Yves here. As much as it is convenient to blame spiraling food prices on pandemic stimulus, the biggest driver is climate-change-induced crop shortages. And that’s even worse because government-policy-induced increases can be remedied (and in fact are by Joe Manchin, on the order of using a Sherman tank to squish a mouse).
Climate change produced food scarcity is a much bigger problem. Yes, we may get period of relief, but the trend is not on our collective side. And some new patterns look to be durable, like sustained drier weather in the US West, including of course the critical growing areas of California, versus wetter in the East.
By Jeff Masters. Originally published at Yale Climate Connections
Aerial view of stranded barges along the Mississippi River in Louisiana, on August 30, 2021, in the wake of category 4 Hurricane Ida. The hurricane significantly disrupted transport of grains and fertilizer in September, contributing to high global food prices. (Image credit: Congressman Garret Graves (R-La), Ranking Member of the House Select Committee on the Climate Crisis)
Global food prices in November rose 1.2% compared to October, and were at their highest level since June 2011 (unadjusted for inflation), the United Nations Food and Agriculture Organization (FAO) said in its monthly report on December 2. After adjusting for inflation, 2021 food prices averaged for the 11 months of 2021 are the highest in 46 years.
The high prices come despite expectations that total global production of grains in 2021 will set an all-time record: 0.7% higher than the previous record set in 2020. But because of higher demand (in part, from an increased amount of wheat and corn used to feed animals), the 2021 harvest is not expected to meet consumption requirements in 2021/2022, resulting in a modest drawdown in global grain stocks by the end of 2022, to their lowest levels since 2015/2016.
The November increase in global food prices was largely the result of a surge in prices of grains and dairy products, with wheat prices a dominant driver. In an interview at fortune.com, Carlos Mera, head of agri commodities market research at Rabobank, blamed much of the increase in wheat prices on drought and high temperatures hitting major wheat producers including the U.S., Canada, and Russia.

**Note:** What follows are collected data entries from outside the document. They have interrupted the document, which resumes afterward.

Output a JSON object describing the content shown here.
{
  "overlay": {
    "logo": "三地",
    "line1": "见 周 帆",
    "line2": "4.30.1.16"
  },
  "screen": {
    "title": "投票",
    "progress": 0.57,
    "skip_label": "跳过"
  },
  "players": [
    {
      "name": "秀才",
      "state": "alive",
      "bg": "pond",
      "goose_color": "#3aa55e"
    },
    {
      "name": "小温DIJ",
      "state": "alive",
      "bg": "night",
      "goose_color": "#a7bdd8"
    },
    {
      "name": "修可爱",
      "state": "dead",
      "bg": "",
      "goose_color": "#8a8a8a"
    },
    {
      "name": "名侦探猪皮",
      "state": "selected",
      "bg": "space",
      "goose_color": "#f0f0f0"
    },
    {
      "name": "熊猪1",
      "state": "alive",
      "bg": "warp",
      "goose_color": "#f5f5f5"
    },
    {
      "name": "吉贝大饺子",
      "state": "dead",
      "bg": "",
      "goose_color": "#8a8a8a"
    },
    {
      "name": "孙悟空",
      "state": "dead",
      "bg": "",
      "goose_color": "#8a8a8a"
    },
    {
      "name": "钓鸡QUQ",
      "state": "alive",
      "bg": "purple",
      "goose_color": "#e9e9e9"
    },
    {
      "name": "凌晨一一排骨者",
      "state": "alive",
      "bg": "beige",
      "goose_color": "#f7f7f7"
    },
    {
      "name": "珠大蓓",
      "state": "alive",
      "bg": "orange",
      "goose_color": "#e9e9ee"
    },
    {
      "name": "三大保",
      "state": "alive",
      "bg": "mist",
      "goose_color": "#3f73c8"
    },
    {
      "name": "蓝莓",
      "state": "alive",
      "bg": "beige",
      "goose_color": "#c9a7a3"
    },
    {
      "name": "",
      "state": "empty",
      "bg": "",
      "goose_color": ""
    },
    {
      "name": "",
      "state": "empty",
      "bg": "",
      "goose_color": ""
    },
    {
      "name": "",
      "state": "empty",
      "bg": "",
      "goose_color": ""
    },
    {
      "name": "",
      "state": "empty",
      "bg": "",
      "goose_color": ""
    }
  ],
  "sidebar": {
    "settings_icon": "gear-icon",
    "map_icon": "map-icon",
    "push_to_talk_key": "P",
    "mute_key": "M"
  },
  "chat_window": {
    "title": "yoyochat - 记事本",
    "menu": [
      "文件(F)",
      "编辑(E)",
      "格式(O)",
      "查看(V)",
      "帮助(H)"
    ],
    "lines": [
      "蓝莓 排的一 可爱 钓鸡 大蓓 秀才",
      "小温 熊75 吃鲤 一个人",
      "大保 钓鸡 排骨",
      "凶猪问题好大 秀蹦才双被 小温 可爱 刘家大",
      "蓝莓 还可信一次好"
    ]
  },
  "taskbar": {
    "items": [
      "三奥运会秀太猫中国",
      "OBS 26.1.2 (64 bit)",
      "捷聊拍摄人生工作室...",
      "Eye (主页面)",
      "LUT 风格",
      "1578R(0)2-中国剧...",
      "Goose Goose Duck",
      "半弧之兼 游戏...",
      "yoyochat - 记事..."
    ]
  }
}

Drought and heat in the U.S. caused a 40% decline in the spring wheat crop in 2021, and a 10% decline in the total wheat crop (spring wheat makes up about 25% of total U.S. wheat production). Economic damages to agriculture in the U.S. are expected to exceed $5 billion in 2021, according to Aon (see Tweet below). The highest losses are expected in the Northern Plains, where the spring wheat crop was hit hard by drought and heat. Fortunately, the 2021 U.S. corn crop was estimated to be the second largest on record, 7% larger than in 2020. The 2021 soybean crop was also estimated to be second largest on record, up 5% from 2020.
Drought & heat-related crop insurance payouts now top $2.6B in the United States — and quickly rising. Most losses? Not in the West, but in the Northern Tier.
The overall economic cost expected to exceed $5B. pic.twitter.com/xSFI5z8hVu
— Steve Bowen (@SteveBowenWx) December 1, 2021
Extreme Weather a Key Factor in High Food Prices
Food prices are complex, with weather, biofuel policies, trade policies, grain stocking policies, and fluctuating international financial conditions all important factors. High fuel prices, supply chain disruptions resulting from the pandemic, and high fertilizer prices are all contributing to the current high global food prices.
According to Reuters, global fertilizer prices have increased 80% this year, reaching their highest levels since the 2008-2009 global financial crisis. Primary causes of the current high prices include extreme weather events (particularly the February cold wave in Texas and Hurricane Ida in August), which disrupted U.S. fertilizer production, and the high cost in Europe of natural gas, a key component in producing fertilizer). Fertilizer shortages threaten to reduce grain harvests in 2022, according to CF Industries, a major fertilizer producer.
Carlos Mera of Rabobank pointed out that Russia, a major wheat producer, hiked its export tax on wheat this year to incentivize keeping supplies at home. “That is quite scary,” said Mera. “Events like the French Revolution and the Arab Spring have been blamed on high food prices.” High wheat prices in 2011 (in the wake of export restrictions triggered by the 2010 drought in Russia) helped lead to massive civil unrest and the toppling of multiple governments (the “Arab Spring”).
The current high food prices, combined with the ongoing pandemic, will make the global food supply highly vulnerable to extreme weather shocks in 2022. An upcoming post here will analyze what may be climate change’s greatest threat to society: a food-system shock driven by extreme weather, primarily drought, and causing simultaneous crop failures in multiple key grain-exporting areas.
Bob Henson contributed to this post.